Fine-Grained Algorithms and Complexity (by Virginia Vassilevska Williams)

Abstract: A central goal of algorithmic research is to determine how fast computational problems can be solved in the worst case. Unfortunately, for many central problems, the best known running times are essentially those of their classical algorithms from the 1950s and 1960s. For years, the main tool for explaining computational difficulty have been NP-hardness reductions, basing hardness on P\neq NP. However, if one cares about exact running time (as opposed to merely polynomial vs non-polynomial), NP-hardness is not applicable, especially if the problem is already solvable in polynomial time. In recent years, a new theory has been developed, based on ``fine-grained reductions'' that focus on exact running times. In this talk I will give an overview of the current progress in this area, and will highlight some exciting new developments and their relationship to database theory.
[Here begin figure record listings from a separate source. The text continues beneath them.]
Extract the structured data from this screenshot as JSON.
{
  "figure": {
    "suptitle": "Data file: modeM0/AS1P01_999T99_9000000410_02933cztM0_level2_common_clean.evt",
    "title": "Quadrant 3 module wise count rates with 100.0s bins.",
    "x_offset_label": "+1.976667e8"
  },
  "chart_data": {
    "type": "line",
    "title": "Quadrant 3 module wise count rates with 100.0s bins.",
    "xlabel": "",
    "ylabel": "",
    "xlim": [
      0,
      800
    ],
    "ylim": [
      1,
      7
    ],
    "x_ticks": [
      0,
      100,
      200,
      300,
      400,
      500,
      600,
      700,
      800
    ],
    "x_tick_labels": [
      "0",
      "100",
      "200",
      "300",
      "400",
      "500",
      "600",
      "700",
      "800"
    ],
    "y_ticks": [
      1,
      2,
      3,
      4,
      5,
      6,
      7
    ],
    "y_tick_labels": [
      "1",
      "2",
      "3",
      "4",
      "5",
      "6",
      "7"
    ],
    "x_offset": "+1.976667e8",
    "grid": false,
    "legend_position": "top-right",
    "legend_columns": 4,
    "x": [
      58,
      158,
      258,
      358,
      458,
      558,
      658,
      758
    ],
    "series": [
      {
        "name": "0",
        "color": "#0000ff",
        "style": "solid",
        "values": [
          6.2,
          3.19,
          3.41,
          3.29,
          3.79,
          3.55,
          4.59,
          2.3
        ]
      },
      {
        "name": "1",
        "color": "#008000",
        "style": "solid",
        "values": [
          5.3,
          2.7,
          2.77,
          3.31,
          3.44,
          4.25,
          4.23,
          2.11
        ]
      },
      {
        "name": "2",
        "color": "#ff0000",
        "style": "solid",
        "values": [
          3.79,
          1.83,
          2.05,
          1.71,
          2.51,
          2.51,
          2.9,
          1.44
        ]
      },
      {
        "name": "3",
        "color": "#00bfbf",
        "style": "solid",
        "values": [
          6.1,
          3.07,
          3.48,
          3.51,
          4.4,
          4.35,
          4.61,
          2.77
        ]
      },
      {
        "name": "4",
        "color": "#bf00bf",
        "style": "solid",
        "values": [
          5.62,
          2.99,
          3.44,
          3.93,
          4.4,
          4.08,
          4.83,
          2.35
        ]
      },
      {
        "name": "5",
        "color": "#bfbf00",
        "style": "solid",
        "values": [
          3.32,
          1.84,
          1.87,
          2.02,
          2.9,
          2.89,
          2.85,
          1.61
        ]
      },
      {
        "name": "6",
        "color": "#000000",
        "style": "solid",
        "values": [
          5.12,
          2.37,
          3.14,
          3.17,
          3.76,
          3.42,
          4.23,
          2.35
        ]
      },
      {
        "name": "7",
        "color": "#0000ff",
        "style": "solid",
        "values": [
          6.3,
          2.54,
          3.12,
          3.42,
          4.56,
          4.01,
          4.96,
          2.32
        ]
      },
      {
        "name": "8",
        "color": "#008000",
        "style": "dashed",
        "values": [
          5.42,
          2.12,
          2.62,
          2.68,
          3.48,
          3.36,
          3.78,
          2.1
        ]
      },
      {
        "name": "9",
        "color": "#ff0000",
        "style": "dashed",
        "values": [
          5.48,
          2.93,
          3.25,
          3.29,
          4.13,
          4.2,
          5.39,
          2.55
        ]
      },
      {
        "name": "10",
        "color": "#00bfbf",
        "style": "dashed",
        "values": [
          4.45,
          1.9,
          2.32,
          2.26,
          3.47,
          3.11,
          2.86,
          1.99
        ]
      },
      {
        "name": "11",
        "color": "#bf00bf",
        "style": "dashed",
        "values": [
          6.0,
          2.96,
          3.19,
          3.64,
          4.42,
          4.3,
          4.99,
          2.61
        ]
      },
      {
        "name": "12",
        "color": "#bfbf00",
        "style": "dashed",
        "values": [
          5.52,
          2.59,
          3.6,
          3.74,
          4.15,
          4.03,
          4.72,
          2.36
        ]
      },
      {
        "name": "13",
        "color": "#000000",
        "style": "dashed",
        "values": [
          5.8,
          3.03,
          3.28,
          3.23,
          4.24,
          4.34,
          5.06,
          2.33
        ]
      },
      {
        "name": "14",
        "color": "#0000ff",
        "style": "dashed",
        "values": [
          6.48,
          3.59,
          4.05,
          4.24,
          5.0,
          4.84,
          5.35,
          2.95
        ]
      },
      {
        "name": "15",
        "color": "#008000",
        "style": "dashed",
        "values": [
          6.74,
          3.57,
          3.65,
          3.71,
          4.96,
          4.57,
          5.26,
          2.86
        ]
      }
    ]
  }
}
Virginia Vassilevska Williams Virginia Vassilevska Williams is the Steven and Renee Finn Career Development Associate Professor at MIT CSAIL. She obtained her Ph.D. from Carnegie Mellon University in 2008. After research and postdoctoral positions at the IAS in Princeton, UC Berkeley and Stanford, she spent 3.5 years as an assistant professor at Stanford University before joining MIT in early 2017. She is the recipient of an NSF CAREER award and an Alfred P. Sloan Research Fellowship, and will give an invited lecture at the International Congress of Mathematicians in 2018.

Join Algorithms: From External Memory to the BSP (by Ke Yi)

Abstract: Database systems have been traditionally disk-based, which had motivated the extensive study on external memory (EM) algorithms. However, as RAMs continue to get larger and cheaper, modern distributed data systems are increasingly adopting a main memory based, shared-nothing architecture, exemplified by systems like Spark and Flink. These systems can be abstracted by the BSP model (with variants like the MPC model and the MapReduce model), and there has been a strong revived interest in designing BSP algorithms for handling large amounts of data.
With hard disks starting to fade away from the picture, EM algorithms may now seem less relevant. However, we observe that the recently developed join algorithms under the BSP model have a high degree of resemblance with their counterparts in the EM model. In this talk, I will present some recent results on join algorithms in the EM and BSP model, examine their relationships, and discuss a general theoretical framework for converting EM algorithms to the BSP.

Ke Yi Ke Yi is an Associate Professor in the Department of Computer Science and Engineering, Hong Kong University of Science and Technology. He obtained his Bachelor's degree from T singhua University (2001) and PhD from Duke University (2006), both in computer science. His research spans theoretical computer science and database systems. He has received a Google Faculty Research Award (2010), a SIGMOD Best Demonstration Award (2015), and the SIGMOD Best Paper Award (2016). He currently serves as an Associate Editor of ACM Transactions on Database Systems and IEEE Transactions on Knowledge and Data Engineering.

An Update on Dynamic Complexity Theory (by Thomas Zeume)

Abstract: In many modern data management scenarios, data is subject to frequent changes. In order to avoid costly re-computing query answers from scratch after each small update, one can try to use auxiliary relations that have been computed before. Of course, the auxiliary relations need to be updated dynamically whenever the data changes.
Dynamic complexity theory studies which queries and auxiliary relations can be updated in a highly parallel fashion, that is, by constant-depth circuits or, equivalently, by first-order formulas or the relational algebra. After gently introducing dynamic complexity theory, I will discuss recent results of the area with a focus on the dynamic complexity of the reachability query.

Thomas Zeume

Thomas Zeume received his PhD from the computer science department at TU Dortmund University in 2015. His research focuses on the connections of logic, complexity theory, and database theory. Thomas received the E.W. Beth Dissertation Prize for his dissertation in 2016 and a Best Student Paper Award at the Mathematical Foundations of Computer Science conference 2014.